Challenges of Relying on AI for News Reporting
Relying on artificial intelligence to relay news may not be the most reliable approach, particularly as highlighted in a recent BBC report. This study evaluated the capabilities of platforms such as OpenAI, Google Gemini, Microsoft Copilot, and Perplexity in disseminating news, revealing that approximately “51% of all AI-generated responses” exhibited “considerable inaccuracies.”
The analysis consisted of posing 100 news-related questions to each AI, utilizing BBC sources when possible. Experts in journalism then assessed the answers provided.
Among the various discrepancies noted, Gemini inaccurately claimed that the UK’s NHS (National Health Service) does not endorse vaping as a smoking cessation method (which it does). Additionally, both ChatGPT and Copilot misrepresented the statuses of politicians who had vacated their positions, suggesting they were still in office. More alarmingly, Perplexity mischaracterized a BBC article discussing Iran and Israel by misattributing opinions and perspectives to the writer and their sources that were not present in the original text.

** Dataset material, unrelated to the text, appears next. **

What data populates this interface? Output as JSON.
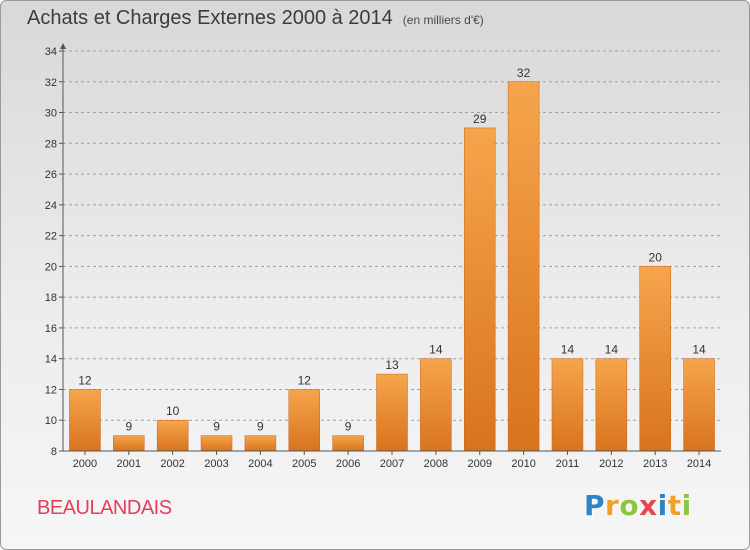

Specifically regarding its own AI-generated content, the BBC reported that 19% of summaries produced by AI were factually incorrect, fabricating statements, figures, and dates. Furthermore, 13% of quoted material was either modified from its original context or entirely absent from the articles cited.
While inaccuracies were not evenly distributed among the AI tools, none demonstrated particularly commendable performance overall.
According to the BBC, “Microsoft’s Copilot and Google’s Gemini were found to have more substantial problems compared to OpenAI’s ChatGPT and Perplexity.” On the other hand, both Perplexity and ChatGPT encountered issues in over 40% of their responses.
In a blog post, BBC CEO Deborah Turness expressed strong concerns regarding the tested AI systems. She noted that while artificial intelligence holds “limitless potential,” the current applications are “risking significant dangers.”
Turness stated, “We exist in precarious times. How long will it be before a headline distorted by AI leads to real-world consequences?”
This report is not the BBC’s first critique of AI-generated news summaries; past investigations have arguably prompted Apple to discontinue its AI news summaries just last month.
Additionally, journalists have previously clashed with Perplexity over copyright issues, as accusations arose claiming that the tool bypassed paywalls, leading the New York Times to issue a cease-and-desist letter. The parent company of the New York Post and The Wall Street Journal has taken legal action further by suing Perplexity.
To carry out its evaluation, the BBC briefly relaxed constraints that barred AI from accessing its website content, though these restrictions have since been reinstated. Nonetheless, despite these obstacles and Turness’ pointed critiques, the BBC does not categorically reject AI.
“We wish for AI developers to acknowledge our concerns and collaborate with us,” the BBC’s study expresses. “Our aim is to understand how these organizations intend to address the problems we have highlighted and to engage in discussions about adopting the right long-term strategies to ensure the reliability and credibility of AI tools. We are open to partnering with them to achieve this objective.”